Él decía con una vehemencia arrebatadora; ella con una ingenuidad tan blanda y dulce que su voz regalada parecía un suspiro.
Hicieron su novela.
Se casarían, y él la llevaría en su barco por la llanura inmensa del mar bueno, de su amigo el mar.
Sería su viaje de novios como un vuelo sin fatiga por un desierto azul; sería la posesión pacífica y suprema de todos los goces del amor, en un olvido absoluto de la tierra, en una excelsa meditación sin turbaciones, en una vida nueva, sin límites, sin horizontes, inmensamente feliz.
Carmen veía cómo el cielo todo bajaba a su corazón confiado y noble; veía cómo era verdad que había en el mundo amor y ventura.
Fué aquel un idilio intenso, ferviente, vibrante, erigido en una hora de gloria humana, en que todas las ilusiones de Carmen florecieron con divinas rosas…
Una cosa acre, fría, inclemente, rodó encima de aquel himno armonioso.
Era la voz de Narcisa que pedía la cena.
Carmencita, incapaz de bajar de un solo paso desde el cielo rútilo y floreciente hasta el lóbrego comedor de la casona, se deslizó hacia su dormitorio para recogerse un momento y componer su semblante transfigurado.
Iba casi a tientas por salas y pasillos penumbrosos, a los cuales la luna se asomaba un poco por las vidrieras desnudas.
No sabía la joven de cierto si pisaba en el tillo crujiente o en una nube esplendorosa y flotante, o ya en el barco milagroso de Fernando… Iba alucinada, henchida de felicidad…
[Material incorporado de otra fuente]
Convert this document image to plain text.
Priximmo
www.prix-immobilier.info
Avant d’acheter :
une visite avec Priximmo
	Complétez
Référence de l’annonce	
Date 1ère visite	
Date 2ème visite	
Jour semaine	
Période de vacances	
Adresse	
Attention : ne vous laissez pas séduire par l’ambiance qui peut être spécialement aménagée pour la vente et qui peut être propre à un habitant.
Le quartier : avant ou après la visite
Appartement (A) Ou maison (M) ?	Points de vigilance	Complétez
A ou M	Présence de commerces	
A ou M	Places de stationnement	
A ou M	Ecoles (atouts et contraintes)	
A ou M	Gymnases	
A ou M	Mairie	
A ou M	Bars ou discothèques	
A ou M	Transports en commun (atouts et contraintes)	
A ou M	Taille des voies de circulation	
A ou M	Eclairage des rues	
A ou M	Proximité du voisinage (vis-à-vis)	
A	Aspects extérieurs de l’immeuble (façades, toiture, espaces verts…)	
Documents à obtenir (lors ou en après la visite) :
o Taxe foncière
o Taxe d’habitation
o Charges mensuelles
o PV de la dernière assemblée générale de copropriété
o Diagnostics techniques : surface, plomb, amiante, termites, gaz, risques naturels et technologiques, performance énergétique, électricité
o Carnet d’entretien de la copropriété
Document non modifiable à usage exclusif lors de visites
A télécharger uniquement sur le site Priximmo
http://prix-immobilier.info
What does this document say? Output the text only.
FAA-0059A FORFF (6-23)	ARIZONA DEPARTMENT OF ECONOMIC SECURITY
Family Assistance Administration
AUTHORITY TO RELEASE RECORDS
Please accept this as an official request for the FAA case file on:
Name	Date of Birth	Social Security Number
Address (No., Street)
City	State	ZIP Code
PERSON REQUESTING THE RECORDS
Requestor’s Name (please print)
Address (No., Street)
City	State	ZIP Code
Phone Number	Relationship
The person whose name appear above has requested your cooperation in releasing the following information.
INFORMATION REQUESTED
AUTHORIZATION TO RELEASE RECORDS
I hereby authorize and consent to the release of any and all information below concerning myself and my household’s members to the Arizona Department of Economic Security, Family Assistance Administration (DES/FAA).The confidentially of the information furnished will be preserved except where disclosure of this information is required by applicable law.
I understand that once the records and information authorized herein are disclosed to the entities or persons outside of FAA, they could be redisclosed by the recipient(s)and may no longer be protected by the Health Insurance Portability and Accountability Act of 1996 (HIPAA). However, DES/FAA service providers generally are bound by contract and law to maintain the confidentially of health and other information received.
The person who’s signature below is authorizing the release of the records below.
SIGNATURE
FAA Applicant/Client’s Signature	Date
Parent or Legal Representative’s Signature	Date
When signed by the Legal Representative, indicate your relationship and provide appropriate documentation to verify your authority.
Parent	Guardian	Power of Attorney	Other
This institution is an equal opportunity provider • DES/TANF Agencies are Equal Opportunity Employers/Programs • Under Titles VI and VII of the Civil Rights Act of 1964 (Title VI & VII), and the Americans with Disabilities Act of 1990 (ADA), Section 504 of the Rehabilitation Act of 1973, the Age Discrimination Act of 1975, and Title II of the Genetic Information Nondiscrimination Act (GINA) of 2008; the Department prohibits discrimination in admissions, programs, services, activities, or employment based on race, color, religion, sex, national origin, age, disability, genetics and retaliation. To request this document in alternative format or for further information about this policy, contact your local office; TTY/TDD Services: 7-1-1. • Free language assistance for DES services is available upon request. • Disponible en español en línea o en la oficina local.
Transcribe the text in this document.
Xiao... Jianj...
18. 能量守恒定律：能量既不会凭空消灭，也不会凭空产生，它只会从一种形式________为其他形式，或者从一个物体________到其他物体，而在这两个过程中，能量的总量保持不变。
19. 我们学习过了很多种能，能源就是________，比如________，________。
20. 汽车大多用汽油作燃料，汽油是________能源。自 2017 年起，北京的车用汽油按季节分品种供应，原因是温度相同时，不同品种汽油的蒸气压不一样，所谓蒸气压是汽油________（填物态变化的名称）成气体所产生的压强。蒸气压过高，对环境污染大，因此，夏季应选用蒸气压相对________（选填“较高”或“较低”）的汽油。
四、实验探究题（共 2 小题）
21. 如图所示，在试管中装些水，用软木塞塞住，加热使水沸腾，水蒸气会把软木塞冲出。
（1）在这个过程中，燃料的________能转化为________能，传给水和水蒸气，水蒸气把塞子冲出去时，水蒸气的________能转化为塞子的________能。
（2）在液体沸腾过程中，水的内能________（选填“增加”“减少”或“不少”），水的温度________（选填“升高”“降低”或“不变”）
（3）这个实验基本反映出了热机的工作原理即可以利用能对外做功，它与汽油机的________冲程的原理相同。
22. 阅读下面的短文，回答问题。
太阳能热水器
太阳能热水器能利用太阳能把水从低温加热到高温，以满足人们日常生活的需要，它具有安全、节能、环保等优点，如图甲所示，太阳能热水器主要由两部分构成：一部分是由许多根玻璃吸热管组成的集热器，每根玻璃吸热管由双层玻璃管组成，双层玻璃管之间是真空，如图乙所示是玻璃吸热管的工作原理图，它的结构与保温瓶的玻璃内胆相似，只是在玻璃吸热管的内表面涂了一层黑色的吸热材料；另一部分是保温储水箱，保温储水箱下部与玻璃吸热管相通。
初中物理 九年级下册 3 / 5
Al llegar cerca de su cuarto, sin miedo a nada ni a nadie del mundo, desasida de la tierra, elevada a todas las excelsitudes de la gloria, una sombra siniestra cruzó a su lado; la vió desvanecerse hacia el fondo oscuro del corredor. Con el corazón acelerado, entró en su aposento, y, buscando cerillas en su mesa, encendió una luz.
Miró en seguida a todos lados con zozobra, y encontró a su pobre Niño Jesús, colgado ignominiosamente de un clavo por los escasos cabellos rubios.
Corrió a libertarle de aquella burla sacrílega y vió con desconsuelo que habían tratado de sacarle los ojos.
Los tenía heridos, como si se los hubiesen pinchado con un punzón. En uno de ellos el cristal estaba roto con una incisión que laceraba toda la cándida pupila.
Carmen no sabía qué pensar de aquel ominoso atentado contra la sagrada imagen.
¡Había dado un tropezón tremendo desde su nube o su barco contra la siniestra sombra hundida en el corredor!…
Un minuto más que hubiera ella tardado, y el pobre Santo, indefenso, hubiera perdido sus dos ojitos clementes, llenos de lágrimas.
Irguióse la muchacha, indignada, con el Niño en los brazos, y le besó con ternura compasiva, dispuesta a defenderle y amarle contra todas las sombras perversas de Rucanto.
Cerró su puerta con llave para bajar al comedor, y al entrar en él vió que Julio, a quien ella creía enfermo, estaba allí, espiándola con ojos acerados; y como fulgurase sobre ella una mirada sañuda, semejante a una maldición, acercándosele, serena y valiente, le miró retadora hasta hacerle inclinar la cabeza.